The movie drops a gender-bending story into a prep-school setting and never looks back. No need to adhere too closely to the Bard's language, because a substantial portion of the movie's target audience probably doesn't care whether some of the jokes try for a goofy brand of literacy.
Our heroine, for example, attends Cornwall Academy but switches to Illyria Prep when she poses as her twin brother.
Amanda Bynes (of TV's What I Like About You) plays Viola, a high-school student who wants to play on a boy's soccer team to prove, well, that she can. She's upset because Cornwall cut its girls soccer program and wouldn't allow her to try out for the boys team. In desperation, she poses as her twin brother, who conveniently exits the movie and heads for London. He's trying to be a musician.
None of this really matters. Movies like She's the Man aren't about plot or imaginatively wrought comedy. They're about cute girls, hunky boys and silly situations. If you believe that Bynes - donning a short-haired wig and binding her breasts - could pass as a boy, you're living in the same giddy alternate universe in which this movie takes place.
Bynes lowers her voice and tries to talk like she imagines a boy would talk, which turns out to be a strange cross between a wannabe rapper and someone with a nervous disorder. Viola's roommate at Illyria, Duke Orsino (Channing Tatum), is a star soccer player who doesn't know he's talking to a girl pretending to be a boy.
The script is designed to bring Viola and Duke together at the end, making room for some of the obligatory characters in between. There's the totally conceited girl (Alex Brekinridge), the girl all the boys ogle (Laura Ramsey) and, of course, the bespectacled geek (Emily Perkins) whose braces are so prominent that they look like scaffolding.
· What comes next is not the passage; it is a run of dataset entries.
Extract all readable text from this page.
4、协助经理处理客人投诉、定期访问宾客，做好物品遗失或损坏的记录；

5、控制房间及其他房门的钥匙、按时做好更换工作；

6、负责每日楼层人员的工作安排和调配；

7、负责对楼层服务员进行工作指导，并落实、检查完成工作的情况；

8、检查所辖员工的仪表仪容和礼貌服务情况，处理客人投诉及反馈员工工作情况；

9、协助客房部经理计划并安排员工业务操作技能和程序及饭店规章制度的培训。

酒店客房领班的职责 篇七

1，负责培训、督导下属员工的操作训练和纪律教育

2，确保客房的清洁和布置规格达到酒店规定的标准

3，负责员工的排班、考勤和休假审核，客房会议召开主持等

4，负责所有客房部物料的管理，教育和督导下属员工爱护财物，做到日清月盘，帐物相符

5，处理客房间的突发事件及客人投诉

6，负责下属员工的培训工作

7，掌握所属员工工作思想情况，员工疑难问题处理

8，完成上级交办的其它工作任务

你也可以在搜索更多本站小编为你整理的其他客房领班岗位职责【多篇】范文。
Any adults who wander into the proceedings are made to look like idiots, most notably Viola's mom (Julie Haggerty), who presses her daughter to abandon her soccer interests and attend the upcoming debutante ball. Illyria's principal (David Cross) is an out-of-it doofus.
When it comes to mutilating Shakespeare, the movie has a fine pedigree. Among the credited writers: Karen McCullah Lutz and Kirsten Smith, who wrote 10 Things I Hate About You, a version of The Taming of the Shrew.
Set in dorm rooms, dining halls and locker rooms, She's the Man tries for effervescence. Credit director Andy Fickman with keeping things moving, which is about all you can expect from She's the Man, which can seem as hyperactive as Bynes' performance.
A final word: Movies such as She's the Man are almost beyond anyone's rating system. Tweens, at least those who are allowed to attend PG-13 movies, may have fun; no one else need apply.